The hallways on each floor have two kitchens, which are shared by all of the students. The kitchens are equipped with a row of sinks and a row of electric burners. Additionally there is a stainless steel countertop for preparation, a microwave, and a hot water dispenser. Using the kitchen is usually not a problem. I don’t often have to wait to be able to cook my food, although there are always some peak times coinciding with dinner.
The hot water dispenser is without a doubt one of the most important features of the kitchens. First, the tap water in Vladivostok in general is not potable. Drinking water must be purchased at the store and hauled back to the dorms, which is a bit of a hassle in itself. However, the hot water dispenser is potable. The temperature is close to boiling when it comes out, so it can be used to make hot drinks, or food like oatmeal and ramen. If you’re boiling water to cook something else, it also speeds up the process immensely. Even a large pot of water can be brought to a rolling boil in about five minutes because of the water’s initially hot temperature.
VSUES takes security rather seriously for the dorms. Only students who actually live in the dorms are allowed inside. If you want to invite friends, you must obtain special permission from the security. A security turnstile at each entrance must be used for both leaving and entering, where the student ID badge can be scanned to unlock the turnstile. Additionally, a security guard is always present, and they may even ask to physically inspect your badge. The dorms also close at night, from 11:00 pm to 6:00 am. This really concerned me when I first arrived because I didn’t know what would happen if I got back after hours. But it turns out that one entrance does remain open at all times. People are regularly going out to smoke in the middle of the night, so it’s not odd to be coming in late, and I’ve never had any problems related to it.

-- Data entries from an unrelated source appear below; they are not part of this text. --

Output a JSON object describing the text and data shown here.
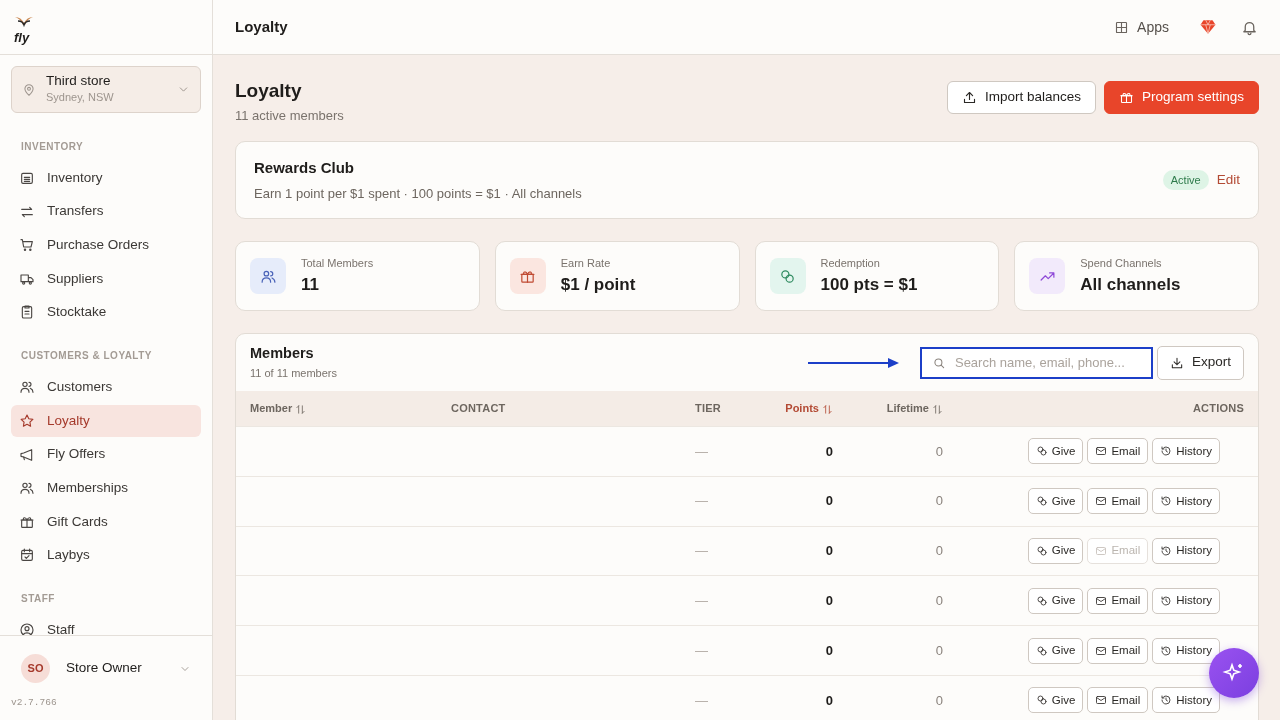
{
  "sidebar": {
    "logo_text": "fly",
    "store": {
      "name": "Third store",
      "location": "Sydney, NSW"
    },
    "sections": [
      {
        "title": "INVENTORY",
        "items": [
          {
            "label": "Inventory",
            "selected": false
          },
          {
            "label": "Transfers",
            "selected": false
          },
          {
            "label": "Purchase Orders",
            "selected": false
          },
          {
            "label": "Suppliers",
            "selected": false
          },
          {
            "label": "Stocktake",
            "selected": false
          }
        ]
      },
      {
        "title": "CUSTOMERS & LOYALTY",
        "items": [
          {
            "label": "Customers",
            "selected": false
          },
          {
            "label": "Loyalty",
            "selected": true
          },
          {
            "label": "Fly Offers",
            "selected": false
          },
          {
            "label": "Memberships",
            "selected": false
          },
          {
            "label": "Gift Cards",
            "selected": false
          },
          {
            "label": "Laybys",
            "selected": false
          }
        ]
      },
      {
        "title": "STAFF",
        "items": [
          {
            "label": "Staff",
            "selected": false
          }
        ]
      }
    ],
    "user": {
      "initials": "SO",
      "name": "Store Owner"
    },
    "version": "v2.7.766"
  },
  "topbar": {
    "title": "Loyalty",
    "apps_label": "Apps"
  },
  "header": {
    "title": "Loyalty",
    "subtitle": "11 active members",
    "buttons": [
      {
        "label": "Import balances",
        "kind": "secondary"
      },
      {
        "label": "Program settings",
        "kind": "primary"
      }
    ]
  },
  "program": {
    "name": "Rewards Club",
    "description": "Earn 1 point per $1 spent · 100 points = $1 · All channels",
    "status": "Active",
    "edit_label": "Edit"
  },
  "stats": [
    {
      "label": "Total Members",
      "value": "11",
      "color": "#e6ecfa"
    },
    {
      "label": "Earn Rate",
      "value": "$1 / point",
      "color": "#fbe6e0"
    },
    {
      "label": "Redemption",
      "value": "100 pts = $1",
      "color": "#e3f5ee"
    },
    {
      "label": "Spend Channels",
      "value": "All channels",
      "color": "#f2eafb"
    }
  ],
  "members": {
    "title": "Members",
    "count": "11 of 11 members",
    "search": {
      "placeholder": "Search name, email, phone..."
    },
    "export_label": "Export",
    "columns": [
      {
        "label": "Member",
        "sortable": true,
        "active": false
      },
      {
        "label": "CONTACT",
        "sortable": false,
        "active": false
      },
      {
        "label": "TIER",
        "sortable": false,
        "active": false
      },
      {
        "label": "Points",
        "sortable": true,
        "active": true
      },
      {
        "label": "Lifetime",
        "sortable": true,
        "active": false
      },
      {
        "label": "ACTIONS",
        "sortable": false,
        "active": false
      }
    ],
    "rows": [
      {
        "tier": "—",
        "points": "0",
        "lifetime": "0",
        "email_disabled": false,
        "actions": [
          "Give",
          "Email",
          "History"
        ]
      },
      {
        "tier": "—",
        "points": "0",
        "lifetime": "0",
        "email_disabled": false,
        "actions": [
          "Give",
          "Email",
          "History"
        ]
      },
      {
        "tier": "—",
        "points": "0",
        "lifetime": "0",
        "email_disabled": true,
        "actions": [
          "Give",
          "Email",
          "History"
        ]
      },
      {
        "tier": "—",
        "points": "0",
        "lifetime": "0",
        "email_disabled": false,
        "actions": [
          "Give",
          "Email",
          "History"
        ]
      },
      {
        "tier": "—",
        "points": "0",
        "lifetime": "0",
        "email_disabled": false,
        "actions": [
          "Give",
          "Email",
          "History"
        ]
      },
      {
        "tier": "—",
        "points": "0",
        "lifetime": "0",
        "email_disabled": false,
        "actions": [
          "Give",
          "Email",
          "History"
        ]
      }
    ]
  }
}
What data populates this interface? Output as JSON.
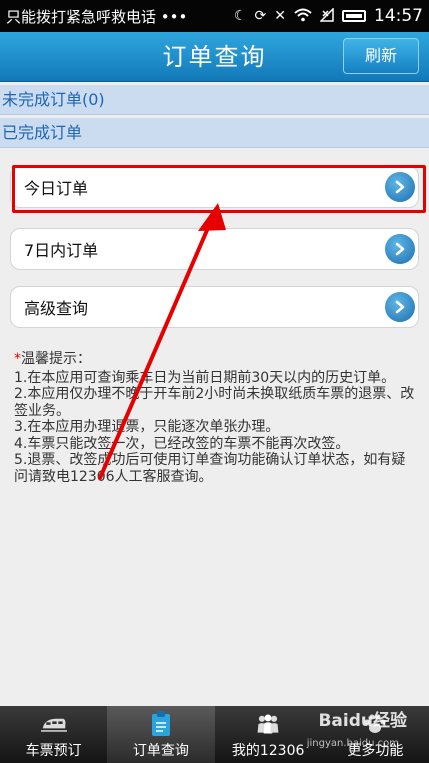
{
  "status_bar": {
    "carrier_text": "只能拨打紧急呼救电话 •••",
    "time": "14:57"
  },
  "header": {
    "title": "订单查询",
    "refresh_label": "刷新"
  },
  "sections": {
    "pending_label": "未完成订单(0)",
    "completed_label": "已完成订单"
  },
  "list": {
    "items": [
      {
        "label": "今日订单"
      },
      {
        "label": "7日内订单"
      },
      {
        "label": "高级查询"
      }
    ]
  },
  "tips": {
    "star": "*",
    "title": "温馨提示：",
    "lines": [
      "1.在本应用可查询乘车日为当前日期前30天以内的历史订单。",
      "2.本应用仅办理不晚于开车前2小时尚未换取纸质车票的退票、改签业务。",
      "3.在本应用办理退票，只能逐次单张办理。",
      "4.车票只能改签一次，已经改签的车票不能再次改签。",
      "5.退票、改签成功后可使用订单查询功能确认订单状态，如有疑问请致电12306人工客服查询。"
    ]
  },
  "tabbar": {
    "tabs": [
      {
        "label": "车票预订",
        "icon": "train-icon"
      },
      {
        "label": "订单查询",
        "icon": "clipboard-icon"
      },
      {
        "label": "我的12306",
        "icon": "people-icon"
      },
      {
        "label": "更多功能",
        "icon": "paw-icon"
      }
    ],
    "active_index": 1
  },
  "watermark": {
    "brand": "Baidu经验",
    "url": "jingyan.baidu.com"
  },
  "colors": {
    "header_blue": "#1c8ccd",
    "section_bg": "#cbdcf0",
    "section_text": "#1d66b5",
    "highlight_red": "#e60000",
    "tabbar_bg": "#1e1e1e"
  }
}
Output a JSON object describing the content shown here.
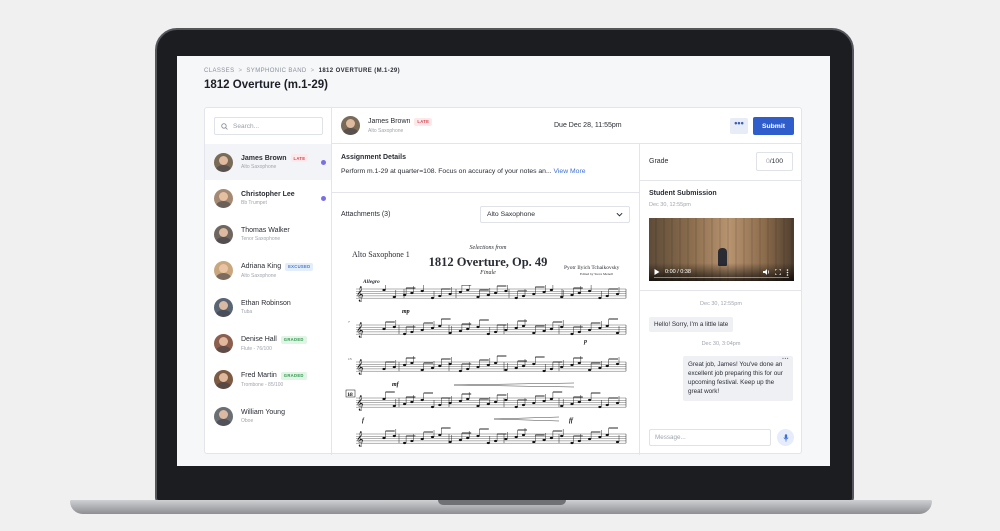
{
  "breadcrumb": {
    "items": [
      "CLASSES",
      "SYMPHONIC BAND"
    ],
    "current": "1812 OVERTURE (M.1-29)",
    "separator": ">"
  },
  "page_title": "1812 Overture (m.1-29)",
  "search": {
    "placeholder": "Search..."
  },
  "students": [
    {
      "name": "James Brown",
      "instrument": "Alto Saxophone",
      "badge": "LATE",
      "badge_type": "late",
      "unread": true,
      "avatar_color": "#7a6a58"
    },
    {
      "name": "Christopher Lee",
      "instrument": "Bb Trumpet",
      "badge": "",
      "badge_type": "",
      "unread": true,
      "avatar_color": "#a58a73"
    },
    {
      "name": "Thomas Walker",
      "instrument": "Tenor Saxophone",
      "badge": "",
      "badge_type": "",
      "unread": false,
      "avatar_color": "#6f6660"
    },
    {
      "name": "Adriana King",
      "instrument": "Alto Saxophone",
      "badge": "EXCUSED",
      "badge_type": "excused",
      "unread": false,
      "avatar_color": "#c9a77e"
    },
    {
      "name": "Ethan Robinson",
      "instrument": "Tuba",
      "badge": "",
      "badge_type": "",
      "unread": false,
      "avatar_color": "#5a6473"
    },
    {
      "name": "Denise Hall",
      "instrument": "Flute - 76/100",
      "badge": "GRADED",
      "badge_type": "graded",
      "unread": false,
      "avatar_color": "#8b5e4d"
    },
    {
      "name": "Fred Martin",
      "instrument": "Trombone - 85/100",
      "badge": "GRADED",
      "badge_type": "graded",
      "unread": false,
      "avatar_color": "#7d5a44"
    },
    {
      "name": "William Young",
      "instrument": "Oboe",
      "badge": "",
      "badge_type": "",
      "unread": false,
      "avatar_color": "#6b6e72"
    }
  ],
  "header": {
    "student_name": "James Brown",
    "student_instrument": "Alto Saxophone",
    "badge": "LATE",
    "due": "Due Dec 28, 11:55pm",
    "more_label": "•••",
    "submit_label": "Submit"
  },
  "assignment": {
    "title": "Assignment Details",
    "text": "Perform m.1-29 at quarter=108. Focus on accuracy of your notes an...",
    "view_more": "View More"
  },
  "attachments": {
    "label": "Attachments (3)",
    "selected": "Alto Saxophone"
  },
  "sheet": {
    "part": "Alto Saxophone 1",
    "subtitle": "Selections from",
    "title": "1812 Overture, Op. 49",
    "finale": "Finale",
    "composer": "Pyotr Ilyich Tchaikovsky",
    "editor": "Edited by Steve Menell",
    "tempo": "Allegro",
    "dynamics": [
      "mp",
      "p",
      "mf",
      "f",
      "ff"
    ],
    "rehearsal_mark": "18",
    "measure_numbers": [
      "7",
      "13",
      "21"
    ]
  },
  "grade": {
    "label": "Grade",
    "value": "0",
    "max": "/100"
  },
  "submission": {
    "title": "Student Submission",
    "date": "Dec 30, 12:55pm",
    "video_time": "0:00 / 0:38",
    "video_progress": 0
  },
  "messages": [
    {
      "date": "Dec 30, 12:55pm",
      "text": "Hello! Sorry, I'm a little late"
    },
    {
      "date": "Dec 30, 3:04pm",
      "text": "Great job, James! You've done an excellent job preparing this for our upcoming festival. Keep up the great work!"
    }
  ],
  "message_input": {
    "placeholder": "Message..."
  }
}
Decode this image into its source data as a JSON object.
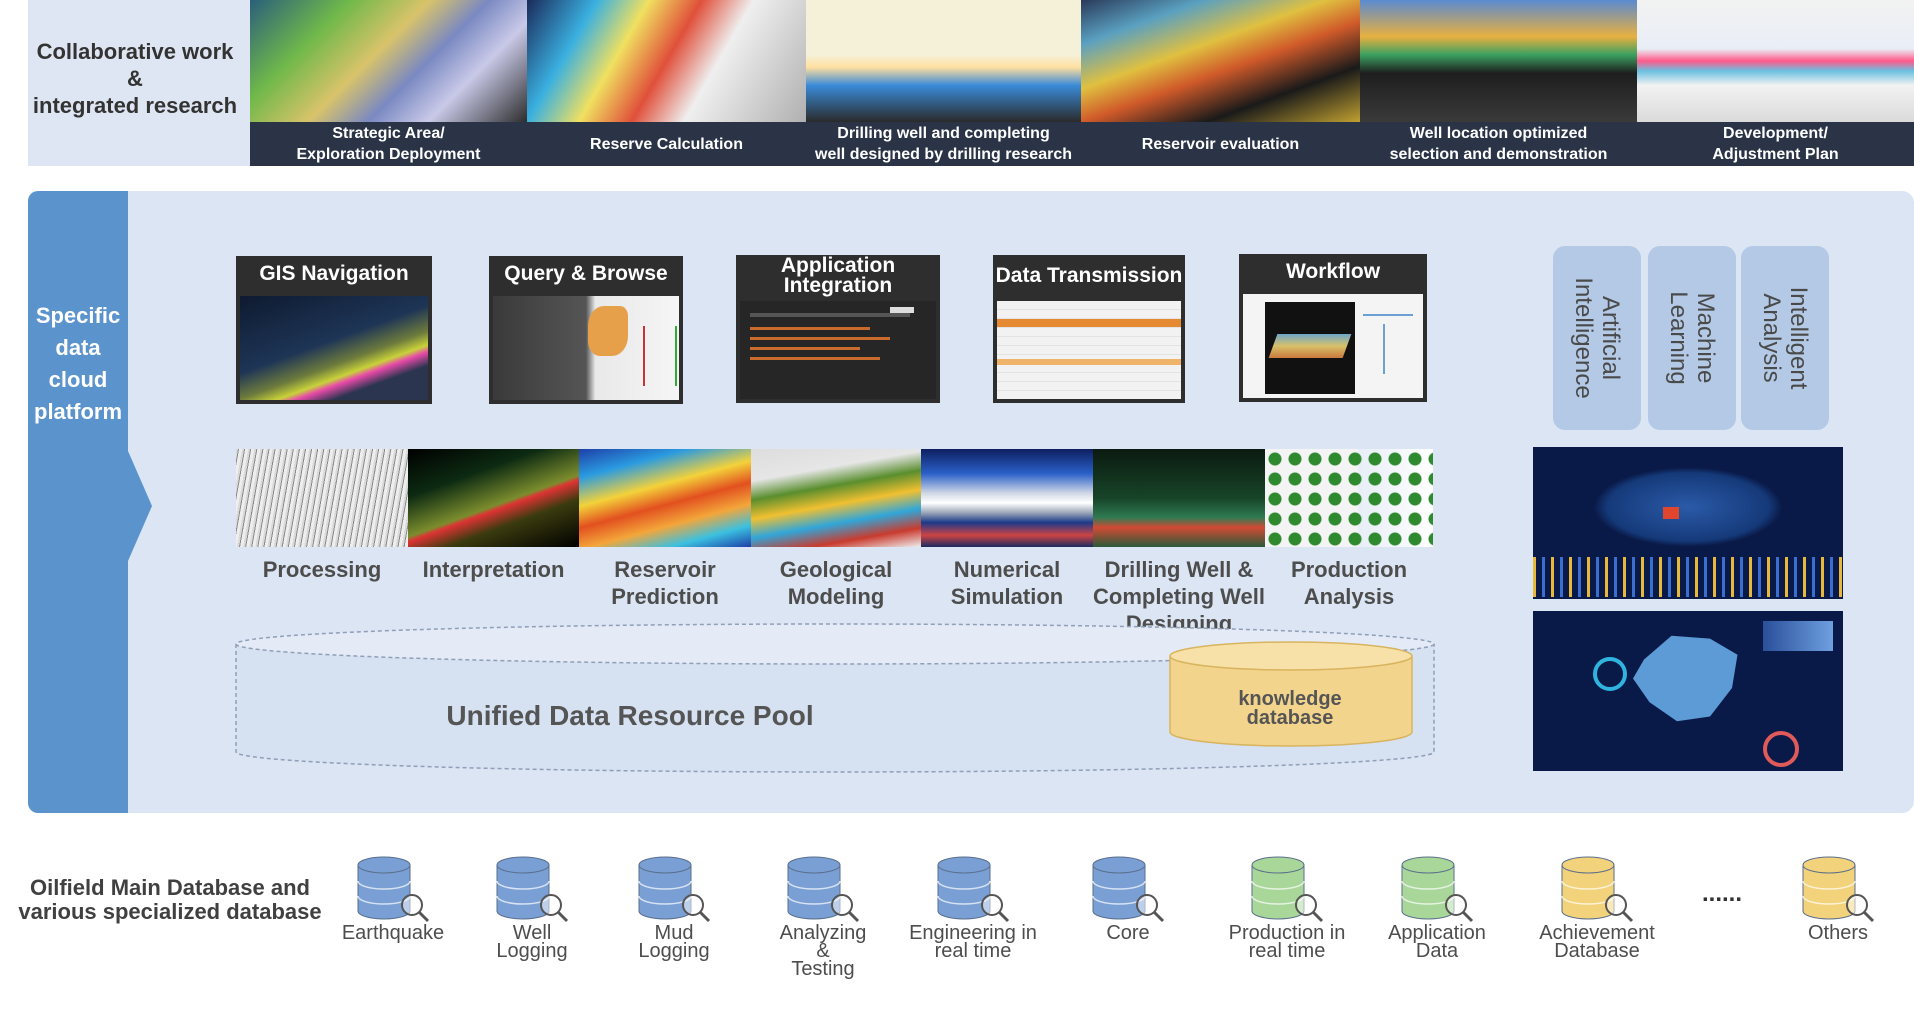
{
  "header": {
    "label": "Collaborative work\n&\nintegrated research",
    "stages": [
      "Strategic Area/\nExploration Deployment",
      "Reserve Calculation",
      "Drilling well and completing\nwell designed by drilling research",
      "Reservoir evaluation",
      "Well location optimized\nselection and demonstration",
      "Development/\nAdjustment Plan"
    ]
  },
  "platform": {
    "label": "Specific\ndata\ncloud\nplatform",
    "modules": [
      "GIS Navigation",
      "Query & Browse",
      "Application\nIntegration",
      "Data\nTransmission",
      "Workflow"
    ],
    "ai_cards": [
      "Artificial\nIntelligence",
      "Machine\nLearning",
      "Intelligent\nAnalysis"
    ],
    "processes": [
      "Processing",
      "Interpretation",
      "Reservoir\nPrediction",
      "Geological\nModeling",
      "Numerical\nSimulation",
      "Drilling Well &\nCompleting Well\nDesigning",
      "Production\nAnalysis"
    ],
    "pool_label": "Unified Data Resource Pool",
    "knowledge_label": "knowledge\ndatabase"
  },
  "databases": {
    "label": "Oilfield Main Database and\nvarious specialized database",
    "items": [
      {
        "name": "Earthquake",
        "color": "#7a9fd4"
      },
      {
        "name": "Well\nLogging",
        "color": "#7a9fd4"
      },
      {
        "name": "Mud\nLogging",
        "color": "#7a9fd4"
      },
      {
        "name": "Analyzing\n&\nTesting",
        "color": "#7a9fd4"
      },
      {
        "name": "Engineering in\nreal time",
        "color": "#7a9fd4"
      },
      {
        "name": "Core",
        "color": "#7a9fd4"
      },
      {
        "name": "Production in\nreal time",
        "color": "#a9d79a"
      },
      {
        "name": "Application\nData",
        "color": "#a9d79a"
      },
      {
        "name": "Achievement\nDatabase",
        "color": "#f2d27a"
      },
      {
        "name": "Others",
        "color": "#f2d27a"
      }
    ],
    "ellipsis": "......"
  },
  "colors": {
    "platform_tab": "#5b93cc",
    "platform_bg": "#dce5f3",
    "caption_bg": "#2b3447",
    "knowledge_fill": "#f3d48c"
  }
}
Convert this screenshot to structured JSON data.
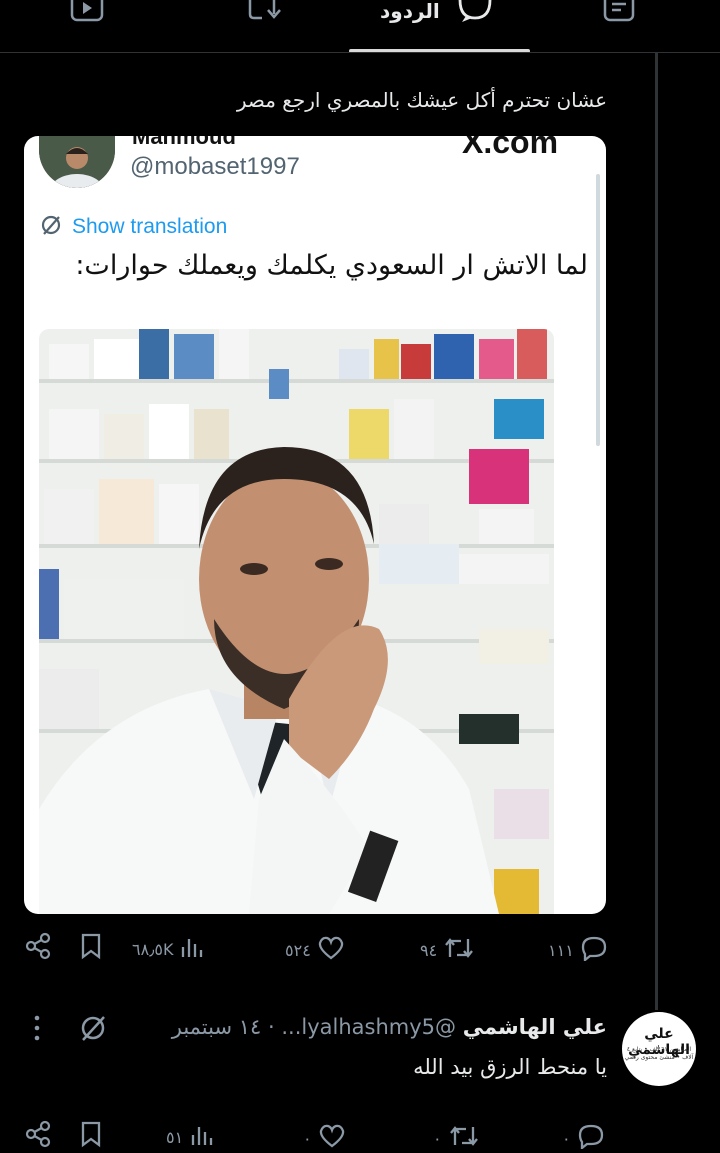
{
  "top_tabs": {
    "active_label": "الردود",
    "icons": [
      "video-icon",
      "retweet-icon",
      "comment-icon",
      "article-icon"
    ]
  },
  "post": {
    "text": "عشان تحترم أكل عيشك بالمصري ارجع مصر",
    "quoted_card": {
      "author_name": "Mahmoud",
      "handle": "@mobaset1997",
      "brand": "X.com",
      "translate_label": "Show translation",
      "tweet_text": "لما الاتش ار السعودي يكلمك ويعملك حوارات:"
    },
    "actions": {
      "replies": "١١١",
      "reposts": "٩٤",
      "likes": "٥٢٤",
      "views": "٦٨٫٥K"
    }
  },
  "reply": {
    "avatar_text": "علي الهاشمي",
    "avatar_subtext": "المتابعين ٦١ ألف • يتابع ٤ آلاف • منشئ محتوى رقمي",
    "author_name": "علي الهاشمي",
    "meta": "@lyalhashmy5... · ١٤ سبتمبر",
    "text": "يا منحط الرزق بيد الله",
    "actions": {
      "replies": "٠",
      "reposts": "٠",
      "likes": "٠",
      "views": "٥١"
    }
  },
  "colors": {
    "background": "#000000",
    "text": "#e7e9ea",
    "muted": "#8b98a5",
    "link_blue": "#1d9bf0"
  }
}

Blankets and linens for the beds are available to students who live in the dorms. Every Wednesday, sheets can be exchanged for fresh ones. There is also a laundry service that operates five days per week. The cost is 50 Rubles per bag of laundry, which is quite affordable. Mark a bag with your name, room number, and how many pieces of clothing you’re dropping off in the morning, and then come back in the afternoon to pick it up again. Sometimes the articles are still a bit damp, but it’s overall very convenient.